MnCo2O4 as a Photothermal Modifier for BiVO4 Photoanode to Achieve Efficient Photoelectrochemical Water Oxidation

Abstract

Spinel oxides are widely used to enhance photoanodes’ photoelectrochemical (PEC) water oxidation performance. In this paper, we demonstrate that a p-type photothermal MnCo₂O₄ layer, inserted between BiVO₄ and FeOOH cocatalysts, can significantly enhance PEC performance. On the one hand, the charge recombination is greatly suppressed since p-type MnCo₂O₄ can form a p–n heterojunction with n-type BiVO₄. On the other hand, upon near-infrared (NIR) light irradiation, the deposited MnCo₂O₄ shows excellent photothermal conversion performance that can further facilitate charge transfer and accelerate the water oxidation process by elevating the operating temperature. In addition, the FeOOH cocatalyst is introduced to fully utilize the holes reaching the surface and further enhance the surface oxygen evolution kinetics.
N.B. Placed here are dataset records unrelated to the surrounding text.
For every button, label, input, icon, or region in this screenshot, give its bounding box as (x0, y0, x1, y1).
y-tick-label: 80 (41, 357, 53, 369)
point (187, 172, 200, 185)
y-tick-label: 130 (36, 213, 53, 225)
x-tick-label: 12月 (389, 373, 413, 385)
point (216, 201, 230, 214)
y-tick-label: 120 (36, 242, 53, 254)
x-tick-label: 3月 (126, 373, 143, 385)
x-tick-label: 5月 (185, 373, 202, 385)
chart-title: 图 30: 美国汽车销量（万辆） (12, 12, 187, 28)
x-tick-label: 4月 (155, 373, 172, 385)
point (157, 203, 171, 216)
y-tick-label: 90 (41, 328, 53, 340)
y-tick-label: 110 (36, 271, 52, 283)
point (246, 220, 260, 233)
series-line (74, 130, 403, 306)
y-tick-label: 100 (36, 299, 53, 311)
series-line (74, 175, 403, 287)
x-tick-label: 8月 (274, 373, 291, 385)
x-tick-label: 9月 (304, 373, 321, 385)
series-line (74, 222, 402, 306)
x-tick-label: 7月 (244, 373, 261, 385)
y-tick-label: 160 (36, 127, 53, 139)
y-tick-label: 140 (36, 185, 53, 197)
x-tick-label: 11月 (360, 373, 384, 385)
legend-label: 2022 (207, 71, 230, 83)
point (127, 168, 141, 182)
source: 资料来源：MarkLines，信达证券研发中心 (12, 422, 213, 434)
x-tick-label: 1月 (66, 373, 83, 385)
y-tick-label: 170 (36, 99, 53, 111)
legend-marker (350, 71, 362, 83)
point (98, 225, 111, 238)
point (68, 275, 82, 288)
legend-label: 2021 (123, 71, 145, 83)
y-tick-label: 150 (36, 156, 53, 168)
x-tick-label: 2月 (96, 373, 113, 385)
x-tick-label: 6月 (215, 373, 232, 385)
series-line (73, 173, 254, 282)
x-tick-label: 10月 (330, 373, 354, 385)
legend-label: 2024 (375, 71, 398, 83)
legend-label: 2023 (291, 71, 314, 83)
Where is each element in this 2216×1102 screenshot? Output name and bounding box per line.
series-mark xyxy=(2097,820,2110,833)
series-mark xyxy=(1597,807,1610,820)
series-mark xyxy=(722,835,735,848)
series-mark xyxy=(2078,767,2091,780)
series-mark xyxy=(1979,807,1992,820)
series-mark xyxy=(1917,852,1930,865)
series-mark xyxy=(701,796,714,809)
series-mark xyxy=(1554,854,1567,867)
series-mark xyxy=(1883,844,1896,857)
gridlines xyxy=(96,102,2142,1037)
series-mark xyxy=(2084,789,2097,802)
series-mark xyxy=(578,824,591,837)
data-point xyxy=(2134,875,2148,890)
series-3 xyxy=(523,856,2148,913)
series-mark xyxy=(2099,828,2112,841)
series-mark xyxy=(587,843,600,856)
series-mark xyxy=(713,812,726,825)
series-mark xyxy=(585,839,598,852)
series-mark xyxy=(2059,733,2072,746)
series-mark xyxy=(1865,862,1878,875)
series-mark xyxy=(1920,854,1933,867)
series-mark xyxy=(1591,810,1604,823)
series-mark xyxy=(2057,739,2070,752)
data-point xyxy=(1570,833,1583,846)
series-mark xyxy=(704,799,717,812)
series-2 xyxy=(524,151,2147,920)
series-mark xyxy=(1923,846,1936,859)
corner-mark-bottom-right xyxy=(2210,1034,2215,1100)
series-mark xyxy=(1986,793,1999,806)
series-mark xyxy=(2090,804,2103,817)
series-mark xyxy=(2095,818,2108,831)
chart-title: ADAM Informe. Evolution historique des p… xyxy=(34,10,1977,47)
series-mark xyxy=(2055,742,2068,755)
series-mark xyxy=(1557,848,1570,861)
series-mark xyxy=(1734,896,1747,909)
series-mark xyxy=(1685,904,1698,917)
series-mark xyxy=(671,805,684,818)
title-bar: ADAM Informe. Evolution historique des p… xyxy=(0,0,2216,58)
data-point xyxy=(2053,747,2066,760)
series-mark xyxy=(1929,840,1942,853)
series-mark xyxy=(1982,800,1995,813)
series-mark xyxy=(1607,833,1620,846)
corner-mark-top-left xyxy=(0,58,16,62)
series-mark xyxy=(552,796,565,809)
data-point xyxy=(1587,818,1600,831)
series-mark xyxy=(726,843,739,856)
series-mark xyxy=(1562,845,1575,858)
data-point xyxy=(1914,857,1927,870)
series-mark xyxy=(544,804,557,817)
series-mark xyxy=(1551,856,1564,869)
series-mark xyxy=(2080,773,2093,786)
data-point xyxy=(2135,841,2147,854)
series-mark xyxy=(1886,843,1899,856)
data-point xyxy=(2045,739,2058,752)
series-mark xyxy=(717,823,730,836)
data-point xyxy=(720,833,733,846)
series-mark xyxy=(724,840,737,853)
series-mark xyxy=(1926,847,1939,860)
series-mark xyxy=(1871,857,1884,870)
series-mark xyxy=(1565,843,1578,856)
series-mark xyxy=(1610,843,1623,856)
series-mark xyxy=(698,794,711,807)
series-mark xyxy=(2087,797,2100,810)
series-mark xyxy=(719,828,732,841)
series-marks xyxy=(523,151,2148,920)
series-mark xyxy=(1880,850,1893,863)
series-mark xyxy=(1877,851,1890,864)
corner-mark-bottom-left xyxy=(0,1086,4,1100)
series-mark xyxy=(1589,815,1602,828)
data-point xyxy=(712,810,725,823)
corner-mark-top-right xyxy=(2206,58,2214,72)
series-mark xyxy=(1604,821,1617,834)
Consequently, the carefully constructed BiVO₄/MnCo₂O₄/FeOOH photoanode shows excellent photocurrent (4.71 mA cm^–2) at 1.23 V vs RHE (V_RHE) and superior applied bias photon-to-current efficiency (1.62%) at 0.6 V_RHE. The photocurrent density maintains more than 90% of the initial photocurrent after 4 h of combined solar and NIR light irradiation. Enhancing the PEC catalytic activity of photoelectrodes using photothermal materials is a simple and effective strategy, which can be used to explore PEC activity enhancement in other photoelectrodes.